Regensburg
Auftakt im Goldregen: Glänzender Einstand im Theater

19.09.2022 | Stand 15.09.2023, 3:36 Uhr
Das Opernensemble des Theaters Regensburg, von Goldflitter umschwirrt , beim Finale der Gala zur Eröffnung der Spielzeit −Foto: Tom Neumeier

Am Ende rieselte Goldglitter von der Decke, das Publikum klatschte und trampelte vor Begeisterung – und das Ensemble strahlte. Dem Theater Regensburg gelang ein gut gelaunter Einstand zum Auftakt der neuen Spielzeit.

36 Premieren, 27 Konzerte und etliche Sonderformate sind zu erleben. Das Haus, das unter neuer Leitung und mit zahlreichen neuen Künstlern an den Start geht, bot das gesamte Ensemble für seine temperamentvolle und kurzweilige Revue auf. Beim Finale der versammelten Sänger, Schauspieler, Tänzer und Musiker blieb auf der Bühne vor lauter Menschen kein Quadratmeter frei. „Putting it together“, also: setz’ es zusammen, der Titel von Stephen Sondheims Musical, das im Oktober Premiere hat, gab das Motto vor. Nach einem Start mit Misstönen und schriller Kritik an Neubesetzungen im Ensemble und Neuerungen in der Abo-Struktur, demonstrierte der Abend vor allem das Miteinander, wie aus den Worten von Intendant Sebastian Ritschel deutlich wurde.
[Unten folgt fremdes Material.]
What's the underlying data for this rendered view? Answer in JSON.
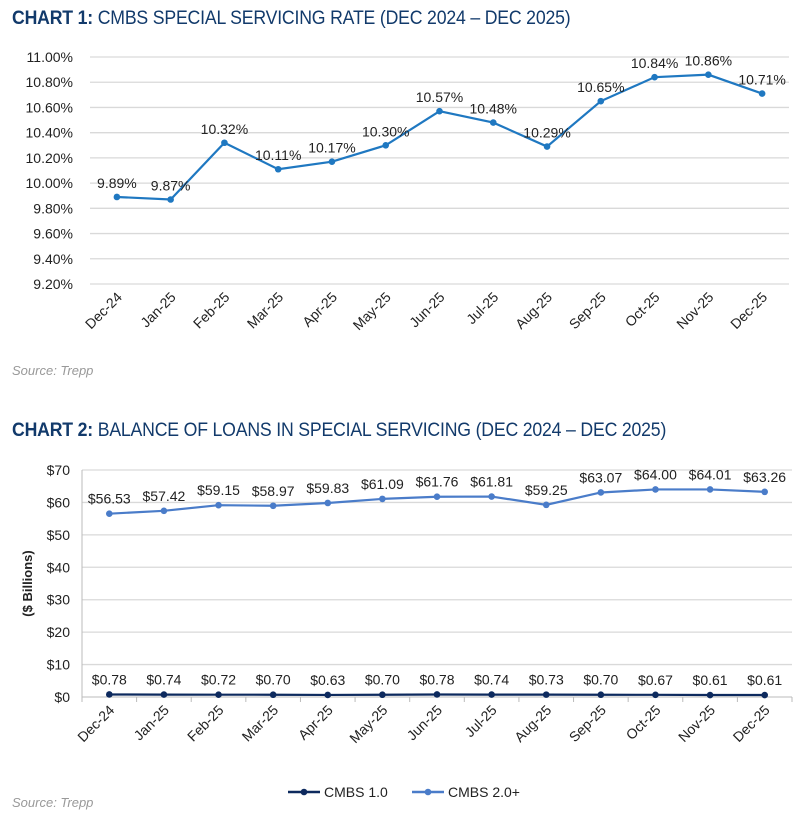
{
  "chart_data": [
    {
      "type": "line",
      "title_prefix": "CHART 1:",
      "title": "CMBS SPECIAL SERVICING RATE (DEC 2024 – DEC 2025)",
      "categories": [
        "Dec-24",
        "Jan-25",
        "Feb-25",
        "Mar-25",
        "Apr-25",
        "May-25",
        "Jun-25",
        "Jul-25",
        "Aug-25",
        "Sep-25",
        "Oct-25",
        "Nov-25",
        "Dec-25"
      ],
      "series": [
        {
          "values": [
            9.89,
            9.87,
            10.32,
            10.11,
            10.17,
            10.3,
            10.57,
            10.48,
            10.29,
            10.65,
            10.84,
            10.86,
            10.71
          ],
          "color": "#1f78c1"
        }
      ],
      "data_labels": [
        "9.89%",
        "9.87%",
        "10.32%",
        "10.11%",
        "10.17%",
        "10.30%",
        "10.57%",
        "10.48%",
        "10.29%",
        "10.65%",
        "10.84%",
        "10.86%",
        "10.71%"
      ],
      "ylim": [
        9.2,
        11.0
      ],
      "yticks": [
        "9.20%",
        "9.40%",
        "9.60%",
        "9.80%",
        "10.00%",
        "10.20%",
        "10.40%",
        "10.60%",
        "10.80%",
        "11.00%"
      ],
      "xlabel": "",
      "ylabel": "",
      "grid": true,
      "source": "Source: Trepp"
    },
    {
      "type": "line",
      "title_prefix": "CHART 2:",
      "title": "BALANCE OF LOANS IN SPECIAL SERVICING (DEC 2024 – DEC 2025)",
      "categories": [
        "Dec-24",
        "Jan-25",
        "Feb-25",
        "Mar-25",
        "Apr-25",
        "May-25",
        "Jun-25",
        "Jul-25",
        "Aug-25",
        "Sep-25",
        "Oct-25",
        "Nov-25",
        "Dec-25"
      ],
      "series": [
        {
          "name": "CMBS 1.0",
          "values": [
            0.78,
            0.74,
            0.72,
            0.7,
            0.63,
            0.7,
            0.78,
            0.74,
            0.73,
            0.7,
            0.67,
            0.61,
            0.61
          ],
          "color": "#0d2a5e",
          "data_labels": [
            "$0.78",
            "$0.74",
            "$0.72",
            "$0.70",
            "$0.63",
            "$0.70",
            "$0.78",
            "$0.74",
            "$0.73",
            "$0.70",
            "$0.67",
            "$0.61",
            "$0.61"
          ]
        },
        {
          "name": "CMBS 2.0+",
          "values": [
            56.53,
            57.42,
            59.15,
            58.97,
            59.83,
            61.09,
            61.76,
            61.81,
            59.25,
            63.07,
            64.0,
            64.01,
            63.26
          ],
          "color": "#4a7cc9",
          "data_labels": [
            "$56.53",
            "$57.42",
            "$59.15",
            "$58.97",
            "$59.83",
            "$61.09",
            "$61.76",
            "$61.81",
            "$59.25",
            "$63.07",
            "$64.00",
            "$64.01",
            "$63.26"
          ]
        }
      ],
      "ylim": [
        0,
        70
      ],
      "yticks": [
        "$0",
        "$10",
        "$20",
        "$30",
        "$40",
        "$50",
        "$60",
        "$70"
      ],
      "xlabel": "",
      "ylabel": "($ Billions)",
      "grid": true,
      "legend": "bottom",
      "source": "Source: Trepp"
    }
  ]
}
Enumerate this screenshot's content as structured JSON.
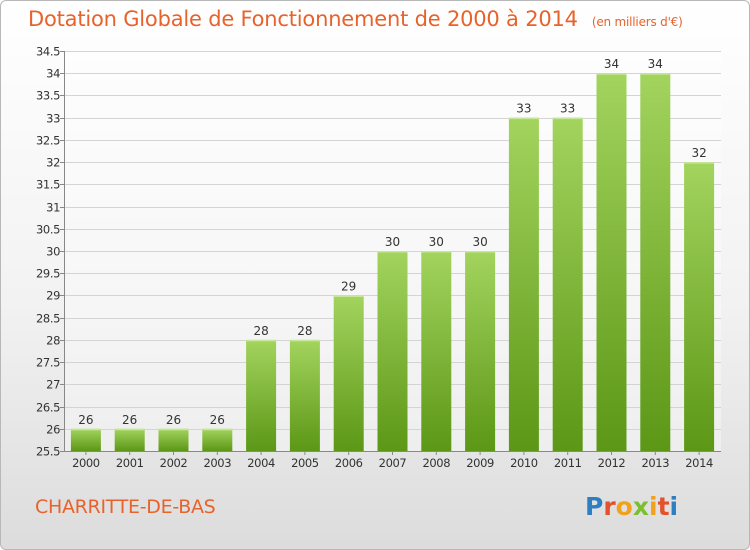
{
  "header": {
    "title": "Dotation Globale de Fonctionnement de 2000 à 2014",
    "unit": "(en milliers d'€)"
  },
  "footer": {
    "commune": "CHARRITTE-DE-BAS",
    "logo_text": "Proxiti"
  },
  "colors": {
    "accent": "#e8622b",
    "bar_light": "#9fd15a",
    "bar_dark": "#5f9a1a"
  },
  "chart_data": {
    "type": "bar",
    "title": "Dotation Globale de Fonctionnement de 2000 à 2014",
    "subtitle": "(en milliers d'€)",
    "xlabel": "",
    "ylabel": "",
    "categories": [
      "2000",
      "2001",
      "2002",
      "2003",
      "2004",
      "2005",
      "2006",
      "2007",
      "2008",
      "2009",
      "2010",
      "2011",
      "2012",
      "2013",
      "2014"
    ],
    "values": [
      26,
      26,
      26,
      26,
      28,
      28,
      29,
      30,
      30,
      30,
      33,
      33,
      34,
      34,
      32
    ],
    "ylim": [
      25.5,
      34.5
    ],
    "yticks": [
      "25.5",
      "26",
      "26.5",
      "27",
      "27.5",
      "28",
      "28.5",
      "29",
      "29.5",
      "30",
      "30.5",
      "31",
      "31.5",
      "32",
      "32.5",
      "33",
      "33.5",
      "34",
      "34.5"
    ],
    "grid": true,
    "legend": "none"
  }
}
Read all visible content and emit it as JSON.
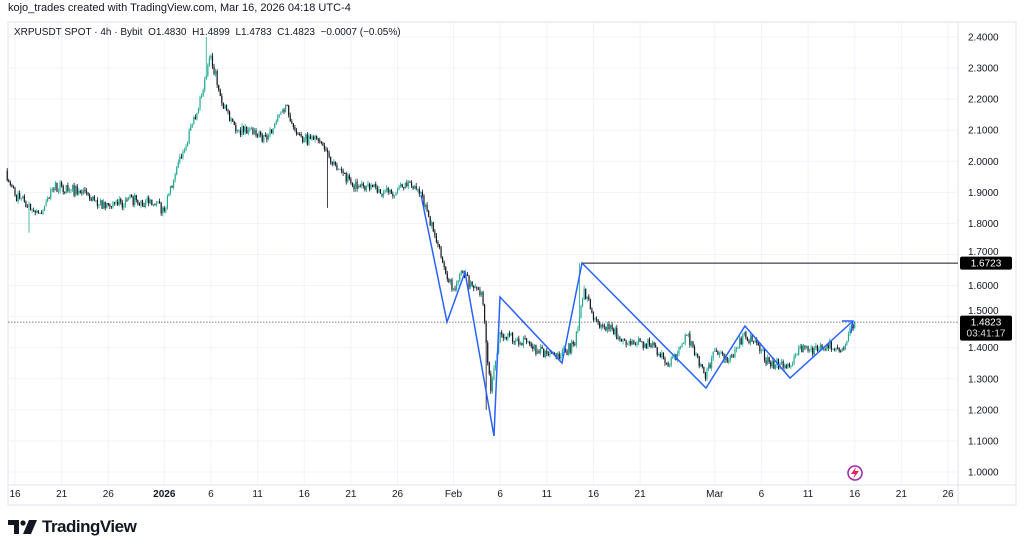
{
  "header": {
    "attribution": "kojo_trades created with TradingView.com, Mar 16, 2026 04:18 UTC-4"
  },
  "legend": {
    "symbol": "XRPUSDT SPOT · 4h · Bybit",
    "open": "O1.4830",
    "high": "H1.4899",
    "low": "L1.4783",
    "close": "C1.4823",
    "change": "−0.0007 (−0.05%)"
  },
  "badges": {
    "level": "1.6723",
    "last_price": "1.4823",
    "countdown": "03:41:17"
  },
  "colors": {
    "up": "#22ab94",
    "down": "#131722",
    "pattern": "#2962ff",
    "level_line": "#131722",
    "badge_bg": "#000000",
    "grid": "#f0f3fa"
  },
  "icons": {
    "replay": "lightning-icon",
    "brand": "tradingview-logo"
  },
  "logo": {
    "text": "TradingView"
  },
  "chart_data": {
    "type": "candlestick",
    "interval": "4h",
    "y_axis": {
      "range": [
        1.0,
        2.4
      ],
      "ticks": [
        "2.4000",
        "2.3000",
        "2.2000",
        "2.1000",
        "2.0000",
        "1.9000",
        "1.8000",
        "1.7000",
        "1.6000",
        "1.5000",
        "1.4000",
        "1.3000",
        "1.2000",
        "1.1000",
        "1.0000"
      ],
      "position": "right"
    },
    "x_axis": {
      "ticks": [
        [
          "2025-12-16",
          "16"
        ],
        [
          "2025-12-21",
          "21"
        ],
        [
          "2025-12-26",
          "26"
        ],
        [
          "2026-01-01",
          "2026"
        ],
        [
          "2026-01-06",
          "6"
        ],
        [
          "2026-01-11",
          "11"
        ],
        [
          "2026-01-16",
          "16"
        ],
        [
          "2026-01-21",
          "21"
        ],
        [
          "2026-01-26",
          "26"
        ],
        [
          "2026-02-01",
          "Feb"
        ],
        [
          "2026-02-06",
          "6"
        ],
        [
          "2026-02-11",
          "11"
        ],
        [
          "2026-02-16",
          "16"
        ],
        [
          "2026-02-21",
          "21"
        ],
        [
          "2026-03-01",
          "Mar"
        ],
        [
          "2026-03-06",
          "6"
        ],
        [
          "2026-03-11",
          "11"
        ],
        [
          "2026-03-16",
          "16"
        ],
        [
          "2026-03-21",
          "21"
        ],
        [
          "2026-03-26",
          "26"
        ]
      ]
    },
    "grid": true,
    "daily_close": [
      [
        "2025-12-15",
        1.97
      ],
      [
        "2025-12-16",
        1.89
      ],
      [
        "2025-12-17",
        1.87
      ],
      [
        "2025-12-18",
        1.84
      ],
      [
        "2025-12-19",
        1.84
      ],
      [
        "2025-12-20",
        1.91
      ],
      [
        "2025-12-21",
        1.92
      ],
      [
        "2025-12-22",
        1.91
      ],
      [
        "2025-12-23",
        1.9
      ],
      [
        "2025-12-24",
        1.88
      ],
      [
        "2025-12-25",
        1.86
      ],
      [
        "2025-12-26",
        1.86
      ],
      [
        "2025-12-27",
        1.86
      ],
      [
        "2025-12-28",
        1.875
      ],
      [
        "2025-12-29",
        1.875
      ],
      [
        "2025-12-30",
        1.87
      ],
      [
        "2025-12-31",
        1.86
      ],
      [
        "2026-01-01",
        1.84
      ],
      [
        "2026-01-02",
        1.94
      ],
      [
        "2026-01-03",
        2.03
      ],
      [
        "2026-01-04",
        2.12
      ],
      [
        "2026-01-05",
        2.21
      ],
      [
        "2026-01-06",
        2.34
      ],
      [
        "2026-01-07",
        2.21
      ],
      [
        "2026-01-08",
        2.13
      ],
      [
        "2026-01-09",
        2.1
      ],
      [
        "2026-01-10",
        2.1
      ],
      [
        "2026-01-11",
        2.08
      ],
      [
        "2026-01-12",
        2.07
      ],
      [
        "2026-01-13",
        2.13
      ],
      [
        "2026-01-14",
        2.18
      ],
      [
        "2026-01-15",
        2.1
      ],
      [
        "2026-01-16",
        2.07
      ],
      [
        "2026-01-17",
        2.07
      ],
      [
        "2026-01-18",
        2.05
      ],
      [
        "2026-01-19",
        1.99
      ],
      [
        "2026-01-20",
        1.97
      ],
      [
        "2026-01-21",
        1.93
      ],
      [
        "2026-01-22",
        1.92
      ],
      [
        "2026-01-23",
        1.91
      ],
      [
        "2026-01-24",
        1.91
      ],
      [
        "2026-01-25",
        1.9
      ],
      [
        "2026-01-26",
        1.91
      ],
      [
        "2026-01-27",
        1.92
      ],
      [
        "2026-01-28",
        1.91
      ],
      [
        "2026-01-29",
        1.86
      ],
      [
        "2026-01-30",
        1.76
      ],
      [
        "2026-01-31",
        1.66
      ],
      [
        "2026-02-01",
        1.59
      ],
      [
        "2026-02-02",
        1.64
      ],
      [
        "2026-02-03",
        1.6
      ],
      [
        "2026-02-04",
        1.58
      ],
      [
        "2026-02-05",
        1.26
      ],
      [
        "2026-02-06",
        1.45
      ],
      [
        "2026-02-07",
        1.44
      ],
      [
        "2026-02-08",
        1.41
      ],
      [
        "2026-02-09",
        1.42
      ],
      [
        "2026-02-10",
        1.39
      ],
      [
        "2026-02-11",
        1.38
      ],
      [
        "2026-02-12",
        1.37
      ],
      [
        "2026-02-13",
        1.39
      ],
      [
        "2026-02-14",
        1.41
      ],
      [
        "2026-02-15",
        1.59
      ],
      [
        "2026-02-16",
        1.49
      ],
      [
        "2026-02-17",
        1.47
      ],
      [
        "2026-02-18",
        1.46
      ],
      [
        "2026-02-19",
        1.42
      ],
      [
        "2026-02-20",
        1.41
      ],
      [
        "2026-02-21",
        1.42
      ],
      [
        "2026-02-22",
        1.41
      ],
      [
        "2026-02-23",
        1.38
      ],
      [
        "2026-02-24",
        1.34
      ],
      [
        "2026-02-25",
        1.38
      ],
      [
        "2026-02-26",
        1.44
      ],
      [
        "2026-02-27",
        1.38
      ],
      [
        "2026-02-28",
        1.3
      ],
      [
        "2026-03-01",
        1.39
      ],
      [
        "2026-03-02",
        1.36
      ],
      [
        "2026-03-03",
        1.37
      ],
      [
        "2026-03-04",
        1.44
      ],
      [
        "2026-03-05",
        1.42
      ],
      [
        "2026-03-06",
        1.39
      ],
      [
        "2026-03-07",
        1.34
      ],
      [
        "2026-03-08",
        1.35
      ],
      [
        "2026-03-09",
        1.34
      ],
      [
        "2026-03-10",
        1.4
      ],
      [
        "2026-03-11",
        1.39
      ],
      [
        "2026-03-12",
        1.39
      ],
      [
        "2026-03-13",
        1.41
      ],
      [
        "2026-03-14",
        1.4
      ],
      [
        "2026-03-15",
        1.41
      ],
      [
        "2026-03-16",
        1.4823
      ]
    ],
    "extremes": [
      {
        "date": "2026-01-06",
        "high": 2.4
      },
      {
        "date": "2026-01-19",
        "low": 1.85
      },
      {
        "date": "2025-12-18",
        "low": 1.77
      },
      {
        "date": "2026-02-05",
        "low": 1.2
      },
      {
        "date": "2026-02-15",
        "high": 1.6723
      }
    ],
    "horizontal_levels": [
      1.6723
    ],
    "last_price": 1.4823
  }
}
Jeder mit jedem, alle überall: Viele Produktionen sind spartenübergreifend und das Junge Theater erlebt erstmals alle Genres, Oper inklusive, und sieht die Aufführungen an unterschiedlichen Spielstätten, wie die neue Leiterin Oda Zuschneid erklärte. Demonstrativ betont wurde auch der diverse und integrative Ansatz, dem man sich als Kulturbetrieb verpflichtet sehe, wie Chefdramaturg Ronny Scholz sagte: „Die Zeit der alten weißen Männer ist vorbei.“

Kostproben aus dem Programm und Szenen zum Kennenlernen machten am Samstag im Theater am Bismarckplatz unbedingt Lust auf Mehr. Im Schauspiel, neue Leiterin: Antje Thoms, beeindruckte Lilly-Marie Vogler, der das Kunststück gelang, in einem kurzen Monolog aus „Maria Stuart“ den ganzen Abgrund zwischen Wahn und Erkenntnis auszuschreiten. Guido Wachter wälzte sich in einer Szene aus „Zukunftsmusik“ so überzeugend in absurdem Weltschmerz, dass das Publikum gar nicht anders konnte, als zu lachen. Und das Quartett aus dem Jugend-Stück „Pinguine können keinen Käsekuchen backen“ brachte den Zwiespalt zwischen Gier und Gewissen köstlich auf den Punkt.

Glänzend aufgelegte Philharmoniker schürten die Freude auf zeitgenössische Entdeckungen im neuen Konzertprogramm. Orchester, Opern- und Cantemuschor wurden geschmeidig und präzise geleitet von Alistair Lilley und Tom Woods, den „zwei überlebenden Dirigenten am Haus“, wie Woods, kommissarisch GMD, typisch ironisch bekannte.

Die klassische Oper nahm, von einer Arie aus „Macbeth“ abgesehen, bei der Gala wenig Raum ein, dafür zeigte sich das Faible des Spielplans für Musical und Sonderformen wie die Tango Operita „Maria de Buenos Aires“. Auf Astor Piazzollas Werk machte eine wunderbare Fabiana Locke aus dem neuen Kreis der Musical-Spezialisten Appetit. Eine Granate: Svitlana Slyvia, neu als Mezzosopranistin am Haus, die in einer Sequenz aus Bernsteins „Candide“ ihr Feuer funkeln ließ und ihre Pumps von den Füßen schleuderte.

Das Glanzlicht der Gala lieferte der Tanz. Bei „Massa Mobil“ hielt es einige Zuschauer kaum auf dem Sitz. Die packende, hochästhetische Choreographie vom neuen Spartenchef Wagner Moreira erobert zum Saisonauftakt Regensburger Plätze und Parks. Bei der Gala wurde sie mit Trampeln und Bravi gefeiert.

Hochzufrieden zeigte sich nicht zuletzt Matthias Schloderer, der kaufmännische Direktor des Theaters: mit einer ausverkauften Gala und Abo-Zahlen, die bereits 97 Prozent vom Vorjahresstand erreicht haben.